Pursuant to Article 6, Paragraph 1 of the Regulations Governing the Application of Deduction of Undistributed Earnings and Tax Refund for Substantive Investments by Companies or Limited Partnerships, an enterprise must satisfy the “substantive investment” requirement in order to qualify for the deduction. Specifically, buildings, hardware and software equipment, or technologies constructed or acquired using retained earnings must be actually used for the enterprise’s own production or business operations. In addition, within three years from the day following the filing deadline for undistributed earnings (or from the day following a corrected filing), such assets shall, in principle, not be lent, leased, resold, returned, or converted to non-business use.
If an enterprise violates the above requirements within the three-year period, the tax authority will recover the previously deducted or refunded tax amount. Interest will also be imposed, calculated on a daily basis at the fixed interest rate for one-year time deposits of postal savings, from the day following the filing deadline or the date of receipt of the tax refund, until the date of payment.
For example, if an enterprise purchases equipment in the relevant filing year and claims such investment as a deduction, but ceases operations and resells the equipment in the following year, such use would fail to meet the requirement of being “for the enterprise’s own production or business operations.” In such case, the enterprise would be required to repay the tax benefit obtained, along with the corresponding interest.
Notwithstanding the foregoing, in consideration of practical business needs for corporate restructuring, the regulations provide certain exceptions.
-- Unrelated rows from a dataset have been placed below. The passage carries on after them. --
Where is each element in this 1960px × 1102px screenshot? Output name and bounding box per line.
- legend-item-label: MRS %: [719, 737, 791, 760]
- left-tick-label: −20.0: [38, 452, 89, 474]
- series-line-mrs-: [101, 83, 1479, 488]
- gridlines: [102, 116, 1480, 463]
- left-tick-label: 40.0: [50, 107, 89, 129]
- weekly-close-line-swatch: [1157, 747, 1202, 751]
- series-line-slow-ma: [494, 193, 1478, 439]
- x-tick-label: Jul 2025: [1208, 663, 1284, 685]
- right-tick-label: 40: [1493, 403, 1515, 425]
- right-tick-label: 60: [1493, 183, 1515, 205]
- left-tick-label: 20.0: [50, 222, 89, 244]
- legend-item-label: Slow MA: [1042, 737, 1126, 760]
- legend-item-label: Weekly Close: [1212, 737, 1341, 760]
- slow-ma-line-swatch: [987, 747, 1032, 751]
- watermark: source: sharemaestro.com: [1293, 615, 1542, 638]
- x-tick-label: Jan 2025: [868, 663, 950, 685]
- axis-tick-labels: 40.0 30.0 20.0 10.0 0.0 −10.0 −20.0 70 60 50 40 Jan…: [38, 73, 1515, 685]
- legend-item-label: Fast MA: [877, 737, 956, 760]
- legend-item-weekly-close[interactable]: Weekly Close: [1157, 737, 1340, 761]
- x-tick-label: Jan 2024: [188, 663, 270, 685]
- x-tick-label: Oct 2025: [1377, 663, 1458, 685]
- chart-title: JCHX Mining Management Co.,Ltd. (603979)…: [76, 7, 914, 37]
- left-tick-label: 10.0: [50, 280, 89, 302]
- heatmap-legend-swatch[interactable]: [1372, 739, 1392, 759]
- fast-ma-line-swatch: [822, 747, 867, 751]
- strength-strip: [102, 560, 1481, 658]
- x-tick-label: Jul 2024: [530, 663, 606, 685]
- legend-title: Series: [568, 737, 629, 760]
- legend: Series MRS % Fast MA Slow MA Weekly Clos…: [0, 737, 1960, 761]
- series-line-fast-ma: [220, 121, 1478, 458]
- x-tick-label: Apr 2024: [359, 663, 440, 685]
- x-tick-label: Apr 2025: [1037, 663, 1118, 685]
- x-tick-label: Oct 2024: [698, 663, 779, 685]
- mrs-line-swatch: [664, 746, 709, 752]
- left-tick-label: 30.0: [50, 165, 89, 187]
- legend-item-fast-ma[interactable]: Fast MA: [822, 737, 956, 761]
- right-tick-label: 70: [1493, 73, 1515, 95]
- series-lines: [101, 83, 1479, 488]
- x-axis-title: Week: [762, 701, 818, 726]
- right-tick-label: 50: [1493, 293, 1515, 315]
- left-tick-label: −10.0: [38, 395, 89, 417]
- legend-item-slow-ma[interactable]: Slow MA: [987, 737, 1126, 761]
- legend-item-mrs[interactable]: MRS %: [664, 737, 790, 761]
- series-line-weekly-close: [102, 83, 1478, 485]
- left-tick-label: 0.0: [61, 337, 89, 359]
For instance, where assets are transferred as a result of a merger, demerger, or an acquisition conducted in accordance with the Enterprise Mergers and Acquisitions Act, to a surviving or newly established company, no tax clawback will apply, provided that such assets continue to be used for production or business operations by the transferee entity.
Enterprises are advised to take note that, upon claiming a deduction in respect of undistributed earnings, the relevant assets should not be leased, disposed of, or otherwise repurposed within a three-year period, in order to avoid any potential tax clawback exposure.